Ce qu’il faut construire : un écosystème, pas une façade
Le décollage d’enseignes sénégalaises viables passe par une réorganisation complète de notre chaîne de valeur, depuis les champs jusqu’aux rayons. Il faut :
- appuyer nos producteurs, artisans, PME à livrer en qualité, en volumes et dans les délais ;
- développer des plateformes logistiques modernes ;
- digitaliser l’approvisionnement, la gestion des stocks et la distribution ;
- investir dans la formation de professionnels du retail sénégalais ;
- bâtir des partenariats public-privé solides, avec l’appui de la BNDE, du FONSIS, du 3FPT, et des banques de la diaspora.
C’est seulement à ce prix que nous pourrons transformer un supermarché en projet de société, et faire émerger des chaînes commerciales dignes de notre ambition nationale.
Une ambition africaine
Ce que EDK initie aujourd’hui au Sénégal peut demain s’étendre dans toute l’Afrique de l’Ouest francophone.
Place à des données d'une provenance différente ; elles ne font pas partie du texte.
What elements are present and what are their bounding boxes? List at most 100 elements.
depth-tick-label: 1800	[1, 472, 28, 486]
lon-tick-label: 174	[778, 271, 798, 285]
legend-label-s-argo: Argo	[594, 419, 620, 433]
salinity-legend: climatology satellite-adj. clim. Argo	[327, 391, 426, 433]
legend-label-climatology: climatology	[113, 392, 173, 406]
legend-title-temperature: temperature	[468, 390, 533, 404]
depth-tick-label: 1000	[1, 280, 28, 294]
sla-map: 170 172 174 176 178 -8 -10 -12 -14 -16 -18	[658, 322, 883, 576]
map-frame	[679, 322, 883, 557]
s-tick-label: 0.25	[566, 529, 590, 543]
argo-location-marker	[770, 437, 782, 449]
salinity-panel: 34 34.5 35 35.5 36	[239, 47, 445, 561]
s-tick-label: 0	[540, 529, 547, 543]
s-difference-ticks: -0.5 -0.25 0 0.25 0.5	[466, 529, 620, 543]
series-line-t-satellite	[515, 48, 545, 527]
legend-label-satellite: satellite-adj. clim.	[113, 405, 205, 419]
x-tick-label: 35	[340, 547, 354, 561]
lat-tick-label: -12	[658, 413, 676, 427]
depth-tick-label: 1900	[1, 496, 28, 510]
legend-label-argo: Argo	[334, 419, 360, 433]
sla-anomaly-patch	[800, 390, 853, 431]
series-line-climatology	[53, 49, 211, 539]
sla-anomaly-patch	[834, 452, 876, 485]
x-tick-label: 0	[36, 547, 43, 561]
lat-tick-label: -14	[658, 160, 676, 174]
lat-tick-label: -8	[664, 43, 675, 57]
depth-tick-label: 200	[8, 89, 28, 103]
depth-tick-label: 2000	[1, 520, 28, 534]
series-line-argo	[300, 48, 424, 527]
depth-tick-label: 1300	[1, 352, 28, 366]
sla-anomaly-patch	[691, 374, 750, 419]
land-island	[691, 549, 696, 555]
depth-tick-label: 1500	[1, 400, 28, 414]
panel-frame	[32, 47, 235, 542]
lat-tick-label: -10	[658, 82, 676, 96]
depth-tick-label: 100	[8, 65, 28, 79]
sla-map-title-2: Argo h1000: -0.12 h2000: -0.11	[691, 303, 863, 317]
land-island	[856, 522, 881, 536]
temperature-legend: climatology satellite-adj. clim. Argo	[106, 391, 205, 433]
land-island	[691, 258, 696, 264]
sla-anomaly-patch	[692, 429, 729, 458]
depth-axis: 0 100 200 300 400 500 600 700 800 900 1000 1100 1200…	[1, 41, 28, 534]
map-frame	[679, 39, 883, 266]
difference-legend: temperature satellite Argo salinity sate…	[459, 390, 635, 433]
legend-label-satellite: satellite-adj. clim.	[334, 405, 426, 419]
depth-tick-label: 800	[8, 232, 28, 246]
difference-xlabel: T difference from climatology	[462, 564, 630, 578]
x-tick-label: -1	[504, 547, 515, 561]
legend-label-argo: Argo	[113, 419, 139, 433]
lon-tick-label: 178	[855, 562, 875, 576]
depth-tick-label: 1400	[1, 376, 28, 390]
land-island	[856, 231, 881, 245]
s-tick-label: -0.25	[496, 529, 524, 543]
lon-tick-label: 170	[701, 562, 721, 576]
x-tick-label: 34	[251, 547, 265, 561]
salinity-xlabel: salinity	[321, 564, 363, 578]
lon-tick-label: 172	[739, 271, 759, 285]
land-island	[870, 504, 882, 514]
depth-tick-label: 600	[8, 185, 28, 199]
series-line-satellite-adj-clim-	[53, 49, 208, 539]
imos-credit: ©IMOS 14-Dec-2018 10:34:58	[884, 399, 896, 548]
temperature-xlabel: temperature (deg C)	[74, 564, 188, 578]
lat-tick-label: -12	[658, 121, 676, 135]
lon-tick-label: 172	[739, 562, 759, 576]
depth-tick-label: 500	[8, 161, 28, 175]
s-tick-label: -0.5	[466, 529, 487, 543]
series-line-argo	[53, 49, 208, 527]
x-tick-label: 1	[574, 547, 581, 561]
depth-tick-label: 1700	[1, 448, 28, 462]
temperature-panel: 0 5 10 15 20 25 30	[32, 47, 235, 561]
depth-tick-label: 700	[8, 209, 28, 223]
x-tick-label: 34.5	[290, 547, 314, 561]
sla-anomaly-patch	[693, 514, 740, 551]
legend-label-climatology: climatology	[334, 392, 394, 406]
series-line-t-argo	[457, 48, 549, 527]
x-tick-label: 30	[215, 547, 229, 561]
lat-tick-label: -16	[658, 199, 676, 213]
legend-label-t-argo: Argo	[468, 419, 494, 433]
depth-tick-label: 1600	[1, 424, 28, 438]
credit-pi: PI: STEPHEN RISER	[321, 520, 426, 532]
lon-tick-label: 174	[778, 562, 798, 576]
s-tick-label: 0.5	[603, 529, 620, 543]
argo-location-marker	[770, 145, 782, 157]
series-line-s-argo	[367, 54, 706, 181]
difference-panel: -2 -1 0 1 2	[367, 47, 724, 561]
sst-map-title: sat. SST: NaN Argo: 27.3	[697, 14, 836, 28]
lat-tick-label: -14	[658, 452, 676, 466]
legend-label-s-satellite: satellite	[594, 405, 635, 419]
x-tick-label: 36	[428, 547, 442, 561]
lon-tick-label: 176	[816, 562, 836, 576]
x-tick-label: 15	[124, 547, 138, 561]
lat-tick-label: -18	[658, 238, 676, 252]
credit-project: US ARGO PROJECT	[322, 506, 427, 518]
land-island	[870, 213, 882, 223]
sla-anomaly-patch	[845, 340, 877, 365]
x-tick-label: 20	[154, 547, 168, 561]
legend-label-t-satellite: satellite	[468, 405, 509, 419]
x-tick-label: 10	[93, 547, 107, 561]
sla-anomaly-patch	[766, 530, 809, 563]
Le continent a besoin de références commerciales africaines, enracinées et modernes à la fois. Des enseignes nées ici, financées ici, gouvernées ici, qui emploient ici, transforment ici, et réinvestissent ici.
Nous avons le droit et le devoir de ne plus être seulement des clients dans nos propres pays, mais des acteurs à part entière de notre économie. La grande distribution est un levier puissant : elle peut créer des dizaines de milliers d’emplois qualifiés, renforcer nos filières agricoles et industrielles, réduire nos importations, et stabiliser les prix.
La bataille du commerce est aussi une bataille politique.
Voulons-nous rester des spectateurs de notre économie, ou choisir enfin d’être les maîtres de notre propre distribution ?
Le rachat de Carrefour et Supeco par EDK n’est pas une fin en soi. C’est le début d’un nouveau modèle. Un modèle africain. Un modèle sénégalais.
Un modèle pensé ici, fait ici, pour nous et par nous.
Il est temps de construire une grande distribution made in Sénégal : inclusive, moderne, enracinée et souveraine.
Par Souleymane Jules Séne, Agrobusiness Sénégal.